Under large compressive forces, elements belonging to either Foams, Honeycombs and Rubbers tend to invert causing numerical instabilities. To avoid such difficulties, which is one of the primary causes of simulation waste (unusable simulation results), a good set of modeling practices are first necessary as outlined in an earlier post .
As an added protected against “Negative Volume” issues, LS-DYNA allows the definition of internal contact treatment using *CONTACT_INTERIOR specifically designed for soft materials. The only argument necessary to define the keyword is a part set consisting of soft materials that require interior contact treatment. Once the part set is determined, LS-DYNA monitors the smallest thickness dimension of each solid element in the part set checks if its value is less than Fa*Initial_Smallest_Thickness_Dimension. If the current smallest thickness dimension falls below the value, LS-DYNA applies contact forces to separate them much like in classical contact definitions. This additional force help to keep the opposing surfaces of the element away from each other to avoid element inversion problem. A graphical representation of the problem is shown below.
User-defined parameters for the contacts include a Penalty Scale Factor (PSF), Activation Thickness Scalefactor (FA), and the Youngs Modulus (E) used in the contact stiffness calculations.

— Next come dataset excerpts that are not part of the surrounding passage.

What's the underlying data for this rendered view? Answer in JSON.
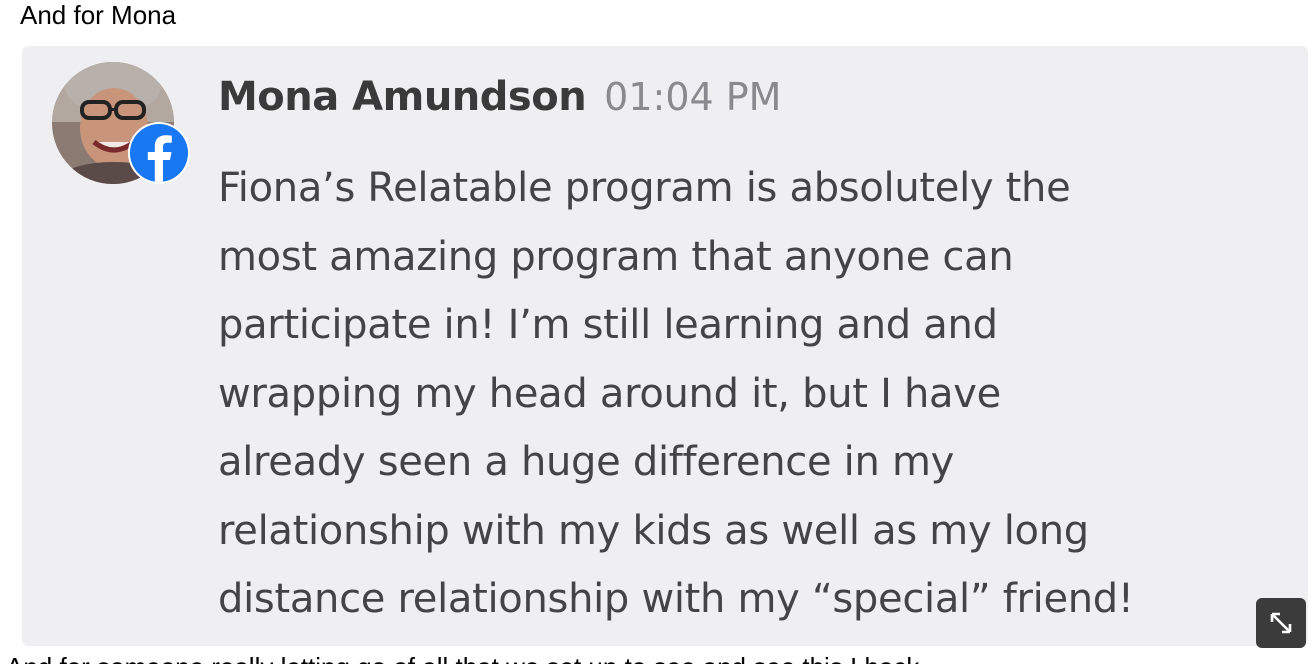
{
  "intro": "And for Mona",
  "post": {
    "author": "Mona Amundson",
    "time": "01:04 PM",
    "source_icon": "facebook-icon",
    "avatar_icon": "profile-photo",
    "message_lines": [
      "Fiona’s Relatable program is absolutely the",
      "most amazing program that anyone can",
      "participate in! I’m still learning and and",
      "wrapping my head around it, but I have",
      "already seen a huge difference in my",
      "relationship with my kids as well as my long",
      "distance relationship with my “special” friend!"
    ],
    "expand_icon": "expand-icon"
  },
  "next_line": "And for someone really letting go of all that we set up to see and see this I back",
  "colors": {
    "card_bg": "#efeff1",
    "facebook": "#1877f2",
    "author": "#3a3a3a",
    "time": "#8a8a8e",
    "text": "#444446",
    "expand_bg": "#3b3b3b"
  }
}
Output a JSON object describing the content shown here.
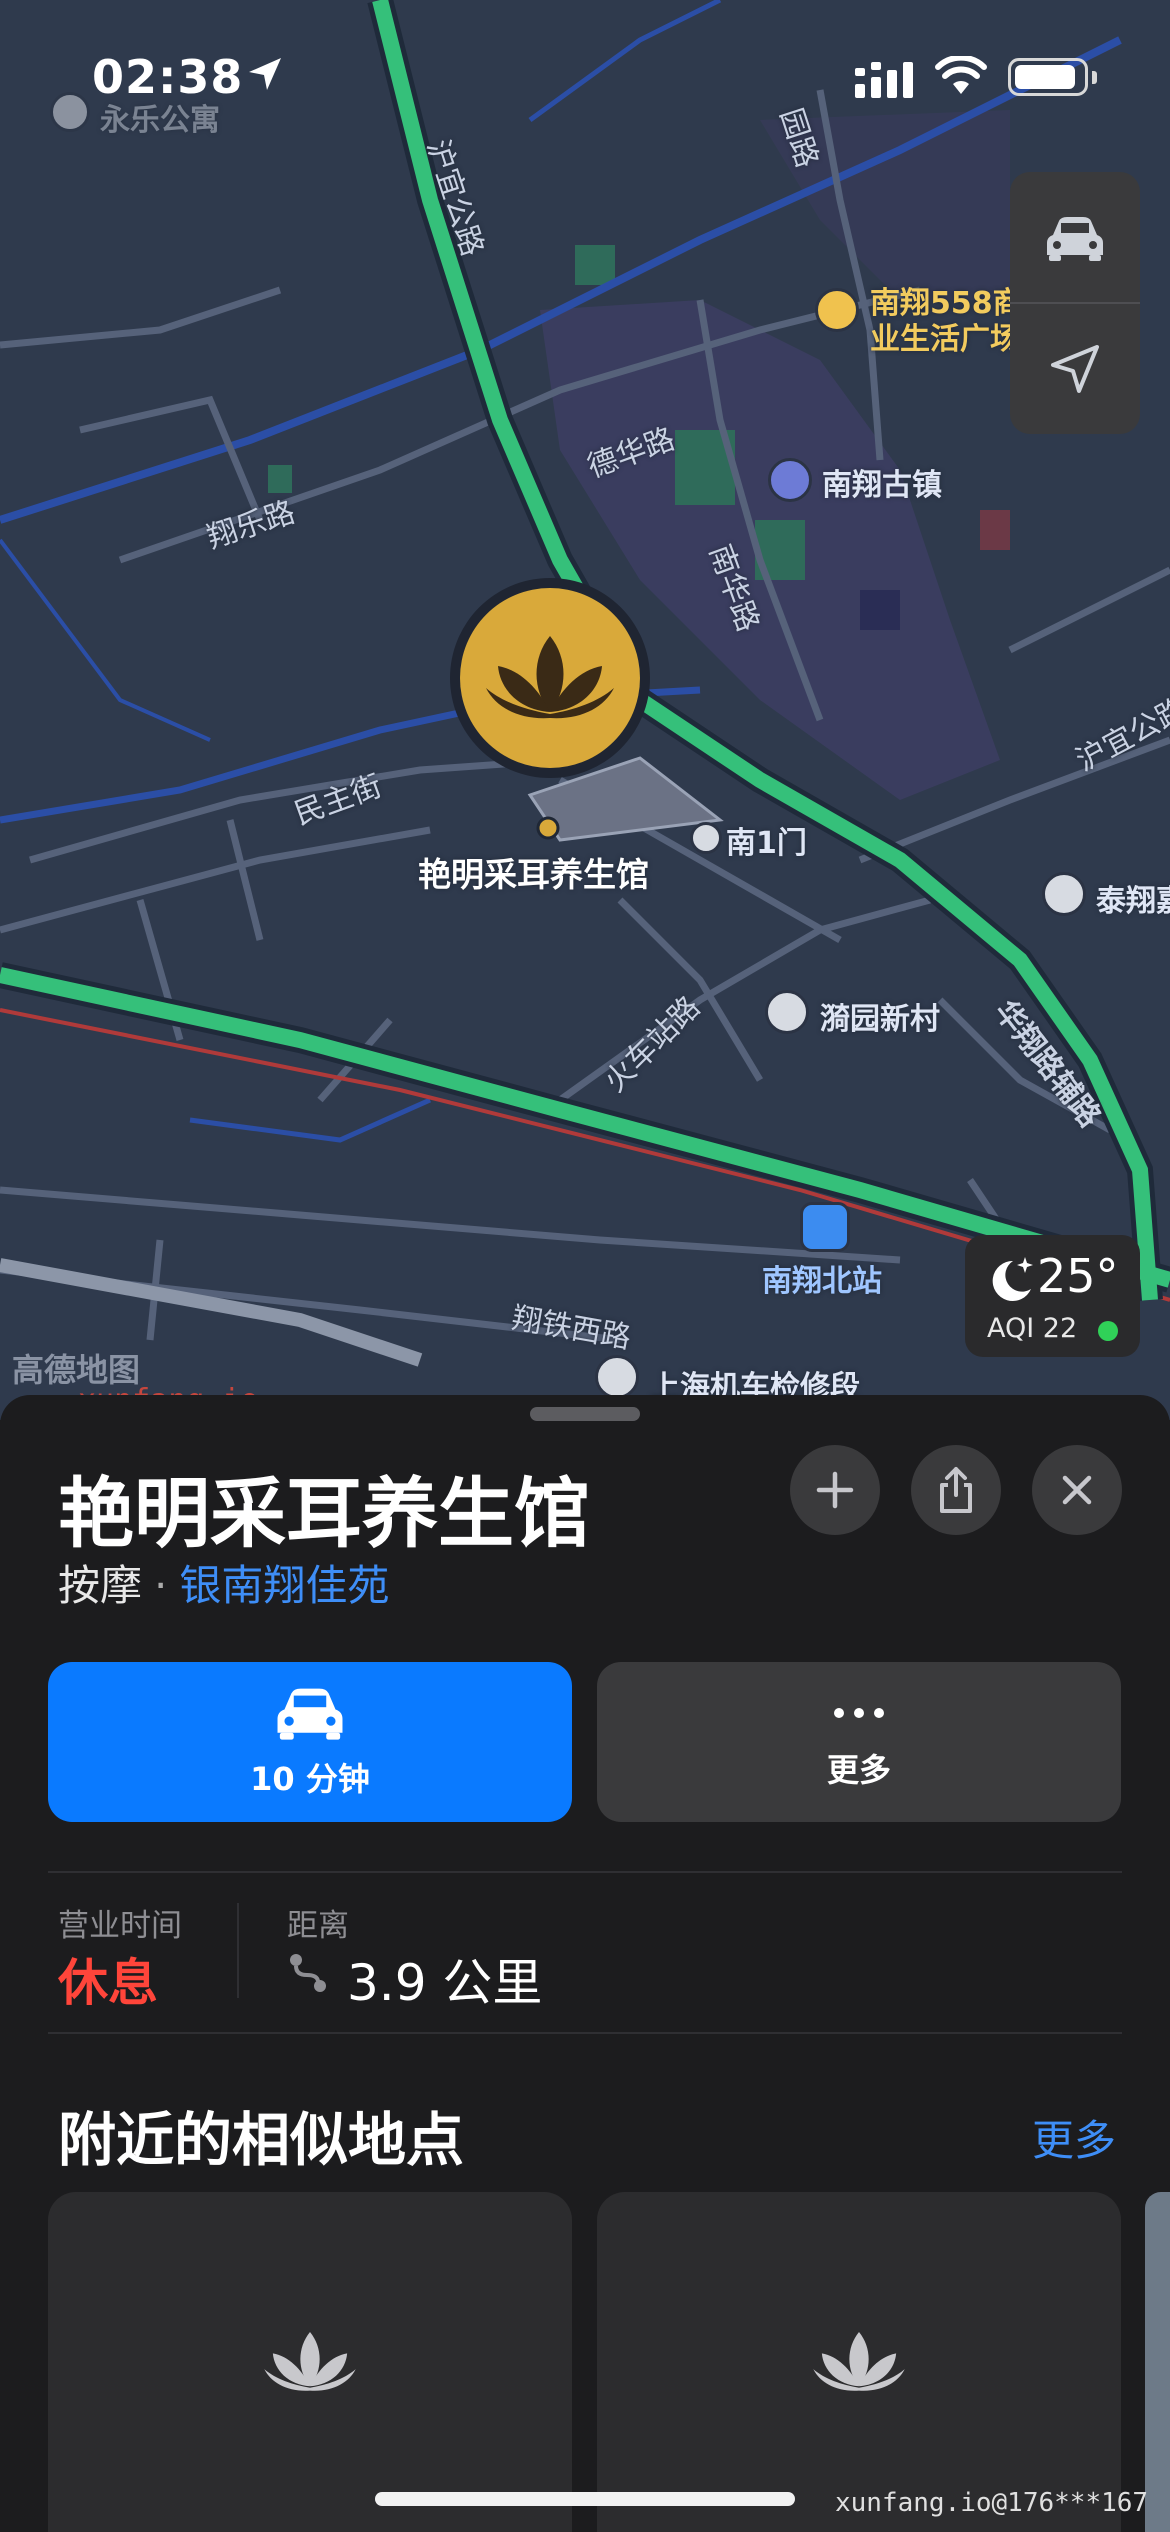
{
  "status_bar": {
    "time": "02:38"
  },
  "map": {
    "road_labels": {
      "huyi_road": "沪宜公路",
      "dehua_road": "德华路",
      "xiangle_road": "翔乐路",
      "minzhu_street": "民主街",
      "nanhua_road": "南华路",
      "huoche_station_road": "火车站路",
      "huaxiang_aux_road": "华翔路辅路",
      "xiangtie_west_road": "翔铁西路",
      "huyi_road_east": "沪宜公路",
      "gu_road": "园路"
    },
    "pois": {
      "yongle": "永乐公寓",
      "nanxiang558": "南翔558商",
      "nanxiang558_line2": "业生活广场",
      "nanxiang_old_town": "南翔古镇",
      "south_gate": "南1门",
      "taixiang": "泰翔嘉",
      "yiyuan_village": "漪园新村",
      "nanxiang_north_station": "南翔北站",
      "shanghai_depot": "上海机车检修段",
      "selected_place": "艳明采耳养生馆"
    },
    "weather": {
      "temperature": "25°",
      "aqi": "AQI 22"
    },
    "watermark_map": "高德地图",
    "watermark_site": "xunfang.io"
  },
  "sheet": {
    "title": "艳明采耳养生馆",
    "category": "按摩",
    "separator": "·",
    "location_link": "银南翔佳苑",
    "actions": {
      "drive_label": "10 分钟",
      "more_label": "更多"
    },
    "info": {
      "hours_label": "营业时间",
      "hours_value": "休息",
      "distance_label": "距离",
      "distance_value": "3.9 公里"
    },
    "nearby": {
      "title": "附近的相似地点",
      "more_link": "更多"
    }
  },
  "watermark_bottom": "xunfang.io@176***167",
  "colors": {
    "accent_blue": "#0a7aff",
    "closed_red": "#ff453a",
    "road_green": "#35c07a",
    "selected_pin_gold": "#d9a93a",
    "aqi_green": "#30d158"
  }
}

E, obtained from the material card referenced by the solid element, can be overwritten using ED. All user-defined parameters are defined using the attribute parameters in the *SET_PART keyword.
Another important parameter, TYPE, by default is set to ‘1.0’ which treats uniform compression only that fails under shear mode. It is recommended to set this option to treat a combined state by using a value of ‘2’.
Interior contact can help in avoiding negative volume problems but improper usage can lead to affecting the virgin material properties leading to non-physical normal termination problem since the interior contact can over stiffen the response.
Remarks
1. Interior contact works for both hexahedron and tetrahedron elements.
2. Do not include single surface contact (using shells that cover each solid element) and the interior contact.
3. ED can be chosen as the slope of the pressure/volumetric_strain at the largest strain value. Typical values could be of the order of 2000MPa but it
depends on the type of foam being modeled.
4. The final activation thickness depends on the elements initial dimension and FA. An aggressive FA (0.3-0.5) can overcome negative volumes but is not recommended. Recommended value of FA must not be greater than 0.15.